Na visão de Arendt, qualquer pessoa poderia agir como Eichmann, desde que se encontrasse imersa num ambiente destituído de questionamentos quanto à violação dos direitos humanos, pois nesse ambiente há uma inversão de valores, e a brutalidade passa a ser vista como algo normal. Nesse sentido, estaria consolidada a banalização do mal, uma espécie de letargia na qual a pessoa se exime da capacidade de pensar e de questionar tudo o que se passa em sua volta.

Na visão particular de Arendt sobre essa questão, a referida passividade pode produzir uma massa de seres incapazes de formular juízos críticos (Os Grandes Julgamentos da Historia, by José Roberto de Castro Neves), o que me leva a algumas reflexões, como anotei acima, em face da realidade que se descortina sob os meus olhos.

No caso brasileiro, por exemplo, em face da corrupção endêmica que tomou conta do país, o cidadão, diante desse cenário moral devastador, estaria autorizado a também se engajar nesse processo, impedido de exercer um juízo crítico e de se insurgir em face dele?

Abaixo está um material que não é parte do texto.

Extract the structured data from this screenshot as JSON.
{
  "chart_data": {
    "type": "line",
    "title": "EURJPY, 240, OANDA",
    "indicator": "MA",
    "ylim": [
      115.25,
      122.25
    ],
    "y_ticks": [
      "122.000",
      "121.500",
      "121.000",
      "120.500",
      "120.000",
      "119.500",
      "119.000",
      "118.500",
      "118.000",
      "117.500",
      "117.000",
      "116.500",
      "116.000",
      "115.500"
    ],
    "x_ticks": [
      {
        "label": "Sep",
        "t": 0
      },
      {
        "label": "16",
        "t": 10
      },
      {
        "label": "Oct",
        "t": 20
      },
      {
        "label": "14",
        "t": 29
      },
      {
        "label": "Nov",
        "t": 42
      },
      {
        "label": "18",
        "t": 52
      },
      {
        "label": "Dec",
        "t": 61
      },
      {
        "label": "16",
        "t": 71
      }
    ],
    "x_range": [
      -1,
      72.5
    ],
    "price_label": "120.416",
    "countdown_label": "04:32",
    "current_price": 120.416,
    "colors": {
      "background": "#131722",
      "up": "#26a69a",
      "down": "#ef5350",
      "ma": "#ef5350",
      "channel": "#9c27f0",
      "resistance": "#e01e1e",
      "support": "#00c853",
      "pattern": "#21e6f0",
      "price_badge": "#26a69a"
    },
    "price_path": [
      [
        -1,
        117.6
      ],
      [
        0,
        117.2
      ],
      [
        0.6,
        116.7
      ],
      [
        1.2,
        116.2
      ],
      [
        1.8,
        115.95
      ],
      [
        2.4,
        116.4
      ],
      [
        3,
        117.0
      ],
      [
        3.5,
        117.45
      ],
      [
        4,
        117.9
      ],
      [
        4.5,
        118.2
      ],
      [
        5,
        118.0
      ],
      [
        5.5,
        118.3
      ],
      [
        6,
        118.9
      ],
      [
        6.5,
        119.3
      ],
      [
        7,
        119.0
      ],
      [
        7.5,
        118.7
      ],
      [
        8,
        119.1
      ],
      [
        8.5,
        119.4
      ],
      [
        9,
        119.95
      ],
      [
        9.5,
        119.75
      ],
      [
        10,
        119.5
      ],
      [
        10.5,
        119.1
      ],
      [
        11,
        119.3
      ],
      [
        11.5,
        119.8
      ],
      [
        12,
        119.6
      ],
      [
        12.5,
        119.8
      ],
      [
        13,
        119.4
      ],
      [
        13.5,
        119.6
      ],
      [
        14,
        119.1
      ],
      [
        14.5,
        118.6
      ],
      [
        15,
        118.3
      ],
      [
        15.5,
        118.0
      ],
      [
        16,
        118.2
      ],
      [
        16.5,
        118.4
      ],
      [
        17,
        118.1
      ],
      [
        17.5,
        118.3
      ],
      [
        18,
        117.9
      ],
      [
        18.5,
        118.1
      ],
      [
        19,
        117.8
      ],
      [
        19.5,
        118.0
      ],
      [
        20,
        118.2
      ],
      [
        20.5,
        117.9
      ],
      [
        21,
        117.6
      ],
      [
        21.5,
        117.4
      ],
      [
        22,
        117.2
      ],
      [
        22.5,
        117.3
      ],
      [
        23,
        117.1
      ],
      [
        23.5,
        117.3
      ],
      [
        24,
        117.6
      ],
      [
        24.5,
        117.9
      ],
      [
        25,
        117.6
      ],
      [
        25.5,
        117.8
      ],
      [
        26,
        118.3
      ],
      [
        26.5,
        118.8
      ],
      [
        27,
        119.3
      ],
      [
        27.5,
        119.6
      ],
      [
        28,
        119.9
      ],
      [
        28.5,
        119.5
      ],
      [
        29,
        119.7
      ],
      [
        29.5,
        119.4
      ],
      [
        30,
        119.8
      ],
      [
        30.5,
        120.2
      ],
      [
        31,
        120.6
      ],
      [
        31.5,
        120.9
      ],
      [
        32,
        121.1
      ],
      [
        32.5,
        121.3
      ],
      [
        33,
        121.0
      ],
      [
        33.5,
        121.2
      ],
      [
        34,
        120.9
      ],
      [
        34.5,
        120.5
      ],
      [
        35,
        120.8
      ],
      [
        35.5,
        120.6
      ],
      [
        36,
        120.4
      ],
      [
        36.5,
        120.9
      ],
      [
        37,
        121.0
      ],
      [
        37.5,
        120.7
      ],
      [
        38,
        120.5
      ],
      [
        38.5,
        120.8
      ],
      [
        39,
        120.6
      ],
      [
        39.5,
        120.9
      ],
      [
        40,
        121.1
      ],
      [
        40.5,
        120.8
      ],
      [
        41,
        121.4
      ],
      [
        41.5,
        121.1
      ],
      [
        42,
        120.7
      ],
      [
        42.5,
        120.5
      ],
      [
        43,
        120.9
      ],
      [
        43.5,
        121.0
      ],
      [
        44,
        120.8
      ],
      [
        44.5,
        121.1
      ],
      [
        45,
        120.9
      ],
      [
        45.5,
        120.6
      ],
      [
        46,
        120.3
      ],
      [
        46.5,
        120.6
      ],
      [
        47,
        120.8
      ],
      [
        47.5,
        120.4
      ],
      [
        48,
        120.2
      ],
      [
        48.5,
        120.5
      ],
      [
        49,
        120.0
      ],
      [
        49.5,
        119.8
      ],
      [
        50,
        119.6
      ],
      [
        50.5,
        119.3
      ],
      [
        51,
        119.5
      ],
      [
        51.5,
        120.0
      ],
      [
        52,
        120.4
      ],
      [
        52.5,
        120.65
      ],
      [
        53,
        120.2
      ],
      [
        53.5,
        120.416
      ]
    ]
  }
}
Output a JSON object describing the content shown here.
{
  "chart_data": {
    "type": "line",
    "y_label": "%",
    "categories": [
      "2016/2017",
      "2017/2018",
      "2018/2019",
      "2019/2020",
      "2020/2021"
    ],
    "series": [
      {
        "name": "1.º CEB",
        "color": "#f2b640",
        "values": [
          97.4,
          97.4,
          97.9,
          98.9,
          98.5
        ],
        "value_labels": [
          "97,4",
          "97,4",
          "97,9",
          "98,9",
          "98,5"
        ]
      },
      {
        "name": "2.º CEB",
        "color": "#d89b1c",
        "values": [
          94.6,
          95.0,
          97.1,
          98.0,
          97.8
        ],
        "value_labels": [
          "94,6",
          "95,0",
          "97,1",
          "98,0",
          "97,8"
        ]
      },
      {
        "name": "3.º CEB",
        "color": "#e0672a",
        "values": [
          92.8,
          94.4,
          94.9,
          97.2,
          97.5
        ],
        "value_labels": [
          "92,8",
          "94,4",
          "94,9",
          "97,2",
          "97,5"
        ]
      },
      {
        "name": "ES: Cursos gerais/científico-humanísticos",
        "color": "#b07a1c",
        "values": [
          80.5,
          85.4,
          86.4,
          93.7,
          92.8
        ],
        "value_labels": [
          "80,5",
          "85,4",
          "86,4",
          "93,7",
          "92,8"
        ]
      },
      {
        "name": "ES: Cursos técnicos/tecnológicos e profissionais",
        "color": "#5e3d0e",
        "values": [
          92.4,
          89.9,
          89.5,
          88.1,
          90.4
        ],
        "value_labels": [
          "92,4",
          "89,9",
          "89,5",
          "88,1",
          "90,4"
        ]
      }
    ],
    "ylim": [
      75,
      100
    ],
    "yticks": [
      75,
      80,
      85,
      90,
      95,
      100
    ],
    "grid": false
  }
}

A engrenagem estatal brasileira que institucionalizou a corrupção impediria que as pessoas de bem resistissem as investidas dos corruptores, em face de, contaminadas pelo ambiente pernicioso, terem perdido o juízo crítico?

Num ambiente contaminado pelos desvios de conduta, todos que nele vivessem teriam, inapelavelmente, que a ele aderir, segundo se pode inferir – num juízo preliminar, claro -, em face das conclusões de Arendt?

Nas pugnas eleitorais, onde prevalece o uso de expediente pouco recomendáveis, para dizer o mínimo – compra de votos, falsas promessas, acordos espúrios etc –, todos estariam compelidos à adesão como um imperativo moral, impedidos, assim, de pensar, em face de um gravíssimo estado de letargia e degeneração moral?

Diante de tais questionamentos, eu, de meu lado, compreendo, inobstante, que a história está aí para provar em sentido diverso do que pensou Arendt, pois não foram poucos os que, mesmo sob pressão, não cederam à tentação de desviar a conduta, refutando, nesse afã, as práticas morais reprováveis.

 E os exemplos são vários, não comportando mencioná-los nesse espaço, bastando dizer, entrementes, para ilustrar, que no ambiente moral devastador revelado pela Lava-Jato, não foram poucos os que, tendo oportunidade, se abstiveram das práticas morais condenáveis

Posso dizer, com convicção, que não foram poucos – e não são poucos nos dias atuais – os brasileiros que, mesmo vivendo em ambientes impregnados de desvios morais, exerceram – e exercem –  um juízo crítico atilado, se recusando a aderir às práticas imorais que contaminam vários ambientes corporativos em nossa sociedade.

Portanto, diante dessa constatação, eu, cá do meu lado, sem pretender parecer arrogante e prepotente, me permito discordar, respeitosamente, da grande Arendt, por entender que se não formos capazes de resistir, mesmo em ambientes onde preponderam os desvios de conduta, não mudaremos o curso da história, pois, mesmo entre os contaminados pelo ambiente nazista, para ficar no exemplo que me levou a essas reflexões, houve os que emprestaram o seu dissenso em face do holocausto.

Nós não devemos, sob qualquer pretexto, emprestar a nossa aquiescência em face do errado. Errado é errado e ponto, e em face do erro, mesmo estando contaminado o ambiente, devemos reagir sempre, com a necessária obstinação.

Logo, é preciso, sim, resistir. E resistir com tenacidade, sob pena de banalizarmos o errado.

É isso.

Autor: Jose Luiz Oliveira de Almeida

José Luiz Oliveira de Almeida é membro do Tribunal de Justiça do Estado do Maranhão. Foi promotor de justiça, advogado, professor de Direito Penal e Direito Processual Penal da Escola da Magistratura do Estado do Maranhão (ESMAM) e da Universidade Federal do Maranhão (UFMA).